MMWC will again be hosting special hands-on crafts tables at this year's free Family Day at the Lotus Blossoms Bazaar. The event will feature arts and activities that bring the world to your fingertips, and live performances in the Performance Corner. All ages are welcome. The event will be sponsored by the Lotus Education and Arts Foundation.
Lecture--The Fight Against Cultural Racketeering: Exposing the Global Black Market in Looted Art and Antiquities
Thursday, April 3; 5 p.m.
Cultural racketeering, or the organized, mass-scale looting and smuggling of art and archaeological artifacts, has exploded in recent years.
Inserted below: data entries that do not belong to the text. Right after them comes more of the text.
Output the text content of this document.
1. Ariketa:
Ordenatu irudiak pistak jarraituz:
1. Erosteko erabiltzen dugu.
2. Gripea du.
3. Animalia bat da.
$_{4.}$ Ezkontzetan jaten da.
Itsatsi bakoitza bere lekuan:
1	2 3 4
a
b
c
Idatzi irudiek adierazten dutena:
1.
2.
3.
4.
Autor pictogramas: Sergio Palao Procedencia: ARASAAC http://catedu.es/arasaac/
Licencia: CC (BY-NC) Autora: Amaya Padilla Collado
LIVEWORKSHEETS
Global criminal networks are taking advantage of political unrest in Egypt, Syria, and other countries in crisis to systematically rob priceless cultural heritage and, in many cases, the future economic sustainability of communities that depend on cultural tourism. More than $2 billion in antiquities have been looted from Egypt alone since 2011. Marion Werkheiser, attorney and founder of Cultural Heritage Partners, PLLC, and recipient of the 2014 College of Arts and Sciences Outstanding Young Alumni Award, will discuss the international legal frameworks that govern cultural heritage preservation, the dynamics of the underground trade in art and antiquities, and efforts underway to combat these coordinated attacks on our shared cultural heritage.
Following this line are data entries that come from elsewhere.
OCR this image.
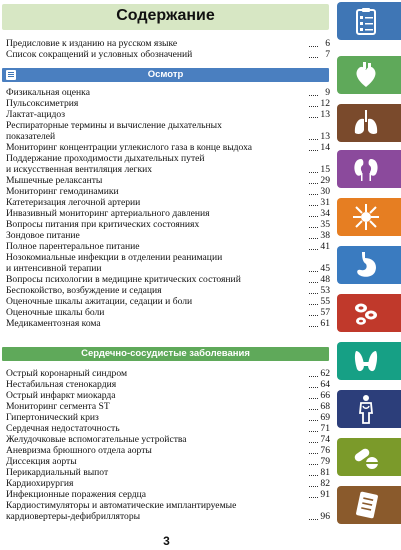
Содержание
Предисловие к изданию на русском языке	6
Список сокращений и условных обозначений	7
Осмотр
Физикальная оценка	9
Пульсоксиметрия	12
Лактат-ацидоз	13
Респираторные термины и вычисление дыхательных
показателей	13
Мониторинг концентрации углекислого газа в конце выдоха	14
Поддержание проходимости дыхательных путей
и искусственная вентиляция легких	15
Мышечные релаксанты	29
Мониторинг гемодинамики	30
Катетеризация легочной артерии	31
Инвазивный мониторинг артериального давления	34
Вопросы питания при критических состояниях	35
Зондовое питание	38
Полное парентеральное питание	41
Нозокомиальные инфекции в отделении реанимации
и интенсивной терапии	45
Вопросы психологии в медицине критических состояний	48
Беспокойство, возбуждение и седация	53
Оценочные шкалы ажитации, седации и боли	55
Оценочные шкалы боли	57
Медикаментозная кома	61
Сердечно-сосудистые заболевания
Острый коронарный синдром	62
Нестабильная стенокардия	64
Острый инфаркт миокарда	66
Мониторинг сегмента ST	68
Гипертонический криз	69
Сердечная недостаточность	71
Желудочковые вспомогательные устройства	74
Аневризма брюшного отдела аорты	76
Диссекция аорты	79
Перикардиальный выпот	81
Кардиохирургия	82
Инфекционные поражения сердца	91
Кардиостимуляторы и автоматические имплантируемые
кардиовертеры-дефибрилляторы	96
3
Lecture--Hiding the Private in Public: Reconstructing Katharine and Charles Bowden's A Pictorial Story of Hiawatha (1904)
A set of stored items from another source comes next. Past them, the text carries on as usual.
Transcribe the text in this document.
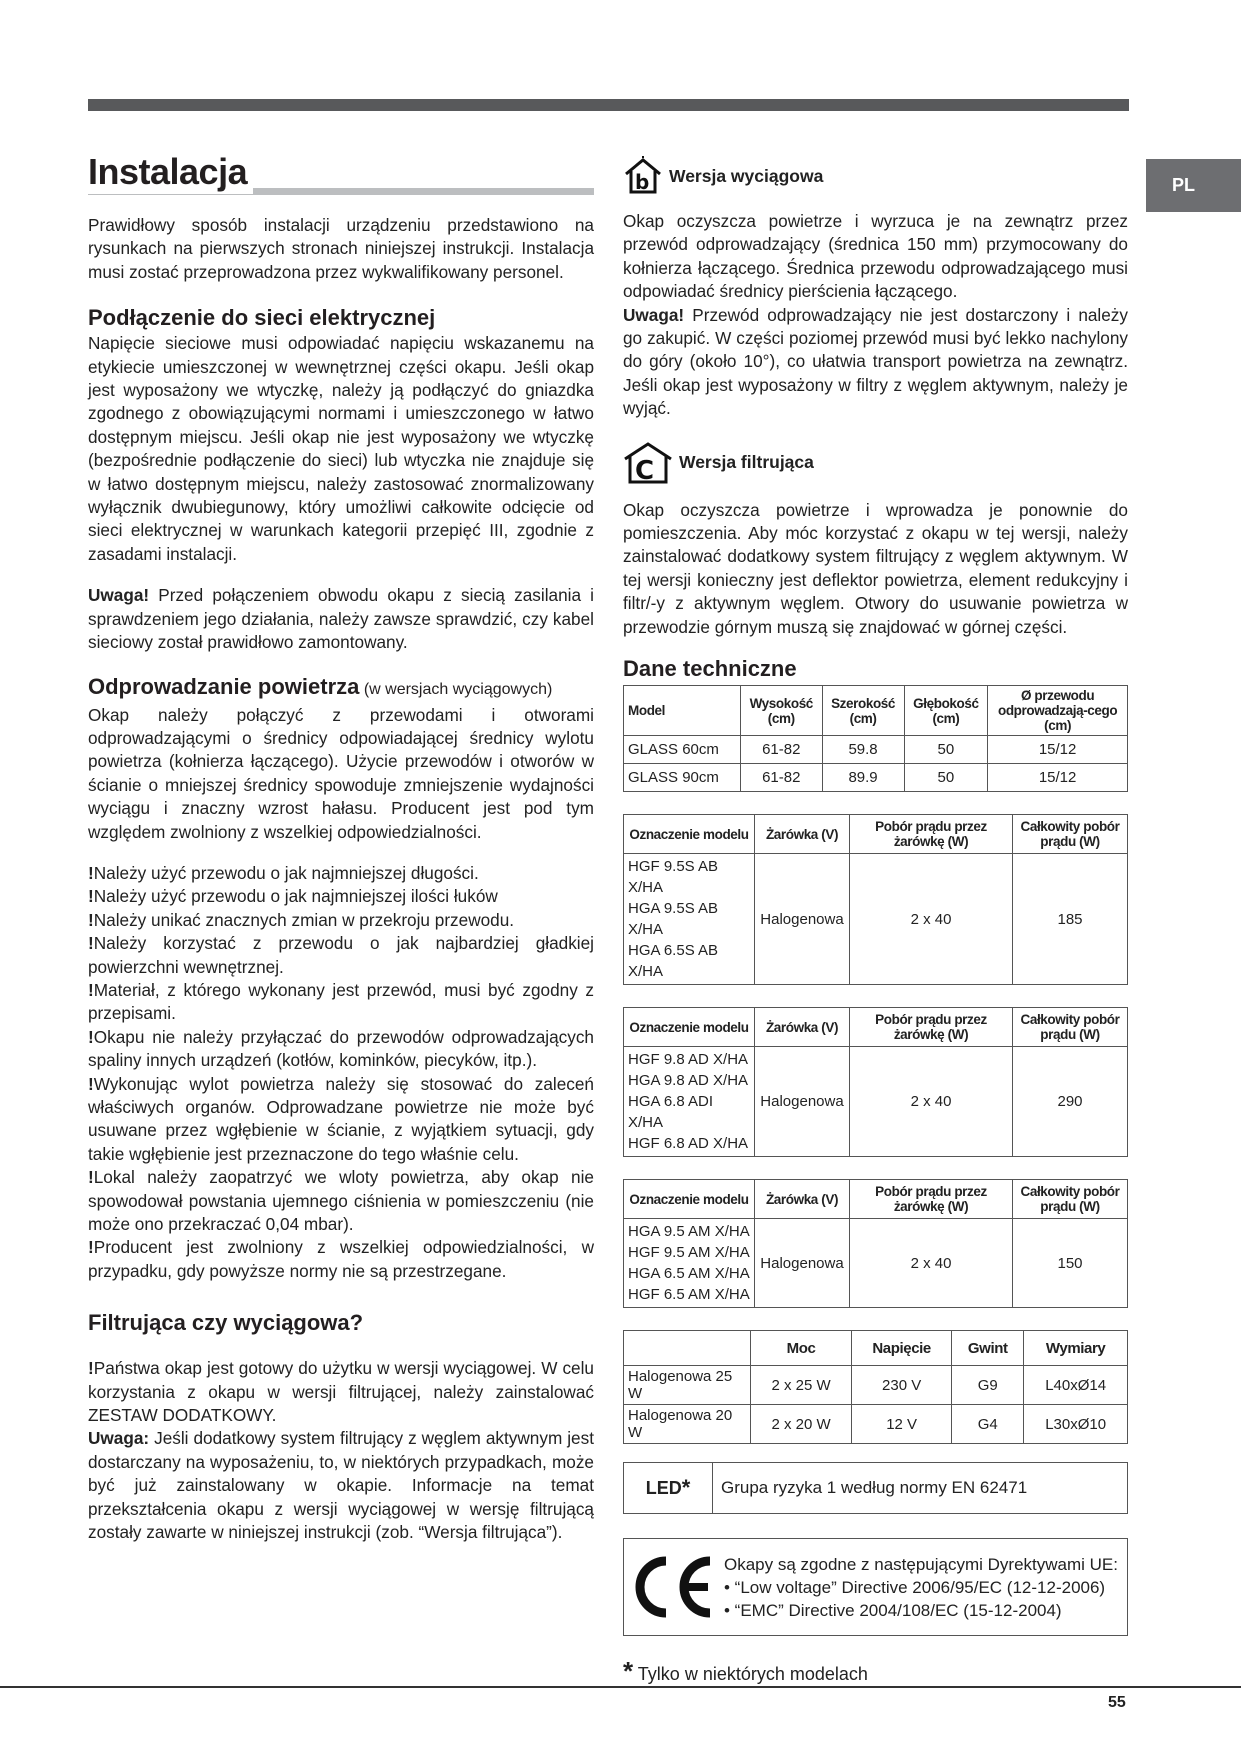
PL
Instalacja

Prawidłowy sposób instalacji urządzeniu przedstawiono na rysunkach na pierwszych stronach niniejszej instrukcji. Instalacja musi zostać przeprowadzona przez wykwalifikowany personel.

Podłączenie do sieci elektrycznej

Napięcie sieciowe musi odpowiadać napięciu wskazanemu na etykiecie umieszczonej w wewnętrznej części okapu. Jeśli okap jest wyposażony we wtyczkę, należy ją podłączyć do gniazdka zgodnego z obowiązującymi normami i umieszczonego w łatwo dostępnym miejscu. Jeśli okap nie jest wyposażony we wtyczkę (bezpośrednie podłączenie do sieci) lub wtyczka nie znajduje się w łatwo dostępnym miejscu, należy zastosować znormalizowany wyłącznik dwubiegunowy, który umożliwi całkowite odcięcie od sieci elektrycznej w warunkach kategorii przepięć III, zgodnie z zasadami instalacji.

Uwaga! Przed połączeniem obwodu okapu z siecią zasilania i sprawdzeniem jego działania, należy zawsze sprawdzić, czy kabel sieciowy został prawidłowo zamontowany.

Odprowadzanie powietrza (w wersjach wyciągowych)

Okap należy połączyć z przewodami i otworami odprowadzającymi o średnicy odpowiadającej średnicy wylotu powietrza (kołnierza łączącego). Użycie przewodów i otworów w ścianie o mniejszej średnicy spowoduje zmniejszenie wydajności wyciągu i znaczny wzrost hałasu. Producent jest pod tym względem zwolniony z wszelkiej odpowiedzialności.

!Należy użyć przewodu o jak najmniejszej długości.

!Należy użyć przewodu o jak najmniejszej ilości łuków

!Należy unikać znacznych zmian w przekroju przewodu.

!Należy korzystać z przewodu o jak najbardziej gładkiej powierzchni wewnętrznej.

!Materiał, z którego wykonany jest przewód, musi być zgodny z przepisami.

!Okapu nie należy przyłączać do przewodów odprowadzających spaliny innych urządzeń (kotłów, kominków, piecyków, itp.).

!Wykonując wylot powietrza należy się stosować do zaleceń właściwych organów. Odprowadzane powietrze nie może być usuwane przez wgłębienie w ścianie, z wyjątkiem sytuacji, gdy takie wgłębienie jest przeznaczone do tego właśnie celu.

!Lokal należy zaopatrzyć we wloty powietrza, aby okap nie spowodował powstania ujemnego ciśnienia w pomieszczeniu (nie może ono przekraczać 0,04 mbar).

!Producent jest zwolniony z wszelkiej odpowiedzialności, w przypadku, gdy powyższe normy nie są przestrzegane.

Filtrująca czy wyciągowa?

!Państwa okap jest gotowy do użytku w wersji wyciągowej. W celu korzystania z okapu w wersji filtrującej, należy zainstalować ZESTAW DODATKOWY.

Uwaga: Jeśli dodatkowy system filtrujący z węglem aktywnym jest dostarczany na wyposażeniu, to, w niektórych przypadkach, może być już zainstalowany w okapie. Informacje na temat przekształcenia okapu z wersji wyciągowej w wersję filtrującą zostały zawarte w niniejszej instrukcji (zob. “Wersja filtrująca”).

b Wersja wyciągowa

Okap oczyszcza powietrze i wyrzuca je na zewnątrz przez przewód odprowadzający (średnica 150 mm) przymocowany do kołnierza łączącego. Średnica przewodu odprowadzającego musi odpowiadać średnicy pierścienia łączącego.

Uwaga! Przewód odprowadzający nie jest dostarczony i należy go zakupić. W części poziomej przewód musi być lekko nachylony do góry (około 10°), co ułatwia transport powietrza na zewnątrz. Jeśli okap jest wyposażony w filtry z węglem aktywnym, należy je wyjąć.

C Wersja filtrująca

Okap oczyszcza powietrze i wprowadza je ponownie do pomieszczenia. Aby móc korzystać z okapu w tej wersji, należy zainstalować dodatkowy system filtrujący z węglem aktywnym. W tej wersji konieczny jest deflektor powietrza, element redukcyjny i filtr/-y z aktywnym węglem. Otwory do usuwanie powietrza w przewodzie górnym muszą się znajdować w górnej części.

Dane techniczne
Model	Wysokość (cm)	Szerokość (cm)	Głębokość (cm)	Ø przewodu odprowadzają-cego (cm)
GLASS 60cm	61-82	59.8	50	15/12
GLASS 90cm	61-82	89.9	50	15/12
Oznaczenie modelu	Żarówka (V)	Pobór prądu przez żarówkę (W)	Całkowity pobór prądu (W)

HGF 9.5S AB X/HA
HGA 9.5S AB X/HA
HGA 6.5S AB X/HA	Halogenowa	2 x 40	185
Oznaczenie modelu	Żarówka (V)	Pobór prądu przez żarówkę (W)	Całkowity pobór prądu (W)

HGF 9.8 AD X/HA
HGA 9.8 AD X/HA
HGA 6.8 ADI X/HA
HGF 6.8 AD X/HA	Halogenowa	2 x 40	290
Oznaczenie modelu	Żarówka (V)	Pobór prądu przez żarówkę (W)	Całkowity pobór prądu (W)

HGA 9.5 AM X/HA
HGF 9.5 AM X/HA
HGA 6.5 AM X/HA
HGF 6.5 AM X/HA	Halogenowa	2 x 40	150
	Moc	Napięcie	Gwint	Wymiary
Halogenowa 25 W	2 x 25 W	230 V	G9	L40xØ14
Halogenowa 20 W	2 x 20 W	12 V	G4	L30xØ10
LED *	Grupa ryzyka 1 według normy EN 62471
Okapy są zgodne z następującymi Dyrektywami UE:
• “Low voltage” Directive 2006/95/EC (12-12-2006)
• “EMC” Directive 2004/108/EC (15-12-2004)
* Tylko w niektórych modelach
55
Tuesday, April 15; 12 to 1 p.m.
Andy Uhrich is an Indiana University PhD student in the Film and Media Studies Program in the Department of Communication and Culture who notes scholars have examined how Longfellow's 1855 poem "The Song of Hiawatha" took on new, unexpected resonances with white Americans at the beginning of the 20th century. The poem's character of Hiawatha--whom Longfellow conflated out of a hybrid of Ojibwe and Iroquois historical and religious personas--became a pop culture icon. Images of Hiawatha circulated widely across the multiple and expanding mass media of the era: live theater, musical compositions, newspapers and popular magazines, picture postcards, and photography and lantern slides. Less examined, partially due to their lost or hidden archival status, is a cycle of three films on Hiawatha released in 1904. Ulrich's presentation considers these early cinematic representations of Hiawatha through an analysis of the extant film elements of an illustrated lecture by the Bowdens, a married couple who presented a live show mixing narration and projected moving pictures and hand colored slides.
Performance--Stephen and Nancy Dickey: Remembering Lotus Dickey
Tuesday, May 20; 4 p.m.
Lotus Dickey (1911-1989) was a traditional singer, songwriter, and fiddler from southern Indiana (Orange County) who inspired a generation of performers and Bloomington's Lotus World Music and Arts Festival. Stephen and Nancy Dickey, son and daughter-in-law of Lotus and members of Grease Gravy (a country-bluegrass string band), will perform some of his songs during this concert honoring Lotus's legacy. The event is free and co-sponsored by Traditional Arts Indiana.